Planning > Agents: Getting Reliable Code from LLMs

2 hours ago 1

Since starting work on Repo Prompt, back in summer 2024, my workflow with AI models has not stopped changing.

One constant through all that change however, has been the importance of maximizing the relevant context fed to the model, given how much context it’s able to reliably process.

Understanding Context Windows: Advertised vs. Effective

That last point is worth clarifying: LLMs have an advertised context window, and then an effective one.

Until this year, models had a precipitous drop when crossing the 32k token barrier.

I’d say right now most models perform admirably in the 64-128k token range, but going beyond that is perilous, as the ability for the model to effectively reason over more context drops dramatically as its intelligence drops proportionally to the context served.

One important consideration for long context reasoning, is the size of the model.
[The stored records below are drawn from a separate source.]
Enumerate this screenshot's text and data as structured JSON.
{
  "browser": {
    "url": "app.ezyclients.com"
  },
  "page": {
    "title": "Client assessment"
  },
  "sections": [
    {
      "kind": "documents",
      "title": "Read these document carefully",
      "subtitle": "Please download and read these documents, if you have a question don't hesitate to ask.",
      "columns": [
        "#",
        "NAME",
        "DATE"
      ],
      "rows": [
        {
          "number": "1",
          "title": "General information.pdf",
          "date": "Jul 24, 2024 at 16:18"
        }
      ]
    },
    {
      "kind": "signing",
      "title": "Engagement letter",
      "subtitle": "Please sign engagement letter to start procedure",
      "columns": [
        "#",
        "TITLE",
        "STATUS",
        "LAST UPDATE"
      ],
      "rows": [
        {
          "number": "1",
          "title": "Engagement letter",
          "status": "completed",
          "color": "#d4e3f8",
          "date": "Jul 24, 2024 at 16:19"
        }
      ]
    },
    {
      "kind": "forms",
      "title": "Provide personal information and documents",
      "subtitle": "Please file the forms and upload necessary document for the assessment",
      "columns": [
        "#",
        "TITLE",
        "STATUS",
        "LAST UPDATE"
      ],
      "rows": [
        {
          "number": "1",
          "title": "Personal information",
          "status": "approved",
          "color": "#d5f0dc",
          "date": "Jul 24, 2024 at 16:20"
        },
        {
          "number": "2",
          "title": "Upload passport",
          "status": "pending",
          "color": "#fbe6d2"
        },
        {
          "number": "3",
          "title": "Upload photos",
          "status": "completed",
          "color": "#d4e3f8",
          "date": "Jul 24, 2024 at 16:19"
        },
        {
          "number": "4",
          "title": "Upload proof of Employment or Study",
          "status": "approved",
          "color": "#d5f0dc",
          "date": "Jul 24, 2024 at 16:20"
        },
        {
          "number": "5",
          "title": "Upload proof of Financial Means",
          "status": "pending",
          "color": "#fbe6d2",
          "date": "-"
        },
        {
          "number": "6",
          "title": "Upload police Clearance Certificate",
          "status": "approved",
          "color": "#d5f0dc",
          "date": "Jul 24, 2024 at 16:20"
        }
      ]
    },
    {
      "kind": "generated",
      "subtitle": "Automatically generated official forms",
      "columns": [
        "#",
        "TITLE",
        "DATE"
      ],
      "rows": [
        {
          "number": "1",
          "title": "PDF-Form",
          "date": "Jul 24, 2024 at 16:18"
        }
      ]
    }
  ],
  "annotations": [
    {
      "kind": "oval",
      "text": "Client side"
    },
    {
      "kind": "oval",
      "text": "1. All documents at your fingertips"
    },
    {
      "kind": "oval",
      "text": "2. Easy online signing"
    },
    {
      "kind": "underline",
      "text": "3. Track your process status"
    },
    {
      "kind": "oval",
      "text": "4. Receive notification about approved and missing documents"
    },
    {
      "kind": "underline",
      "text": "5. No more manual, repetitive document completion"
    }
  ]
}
In most cases, smaller models struggle a lot more than larger ones with longer context, and I expect that to remain true for a long time to come.

With that said, the battle to getting the most out of LLMs for programming, or any reasoning heavy task, lies almost exclusively in the optimal curation of context, formatted clearly, and paired with a clear task prompt.

The Agent Orientation Problem

Now, with the importance of context in mind, it’s important to understand the different ways of serving problems to LLMs and getting them to make effective changes to your files or code.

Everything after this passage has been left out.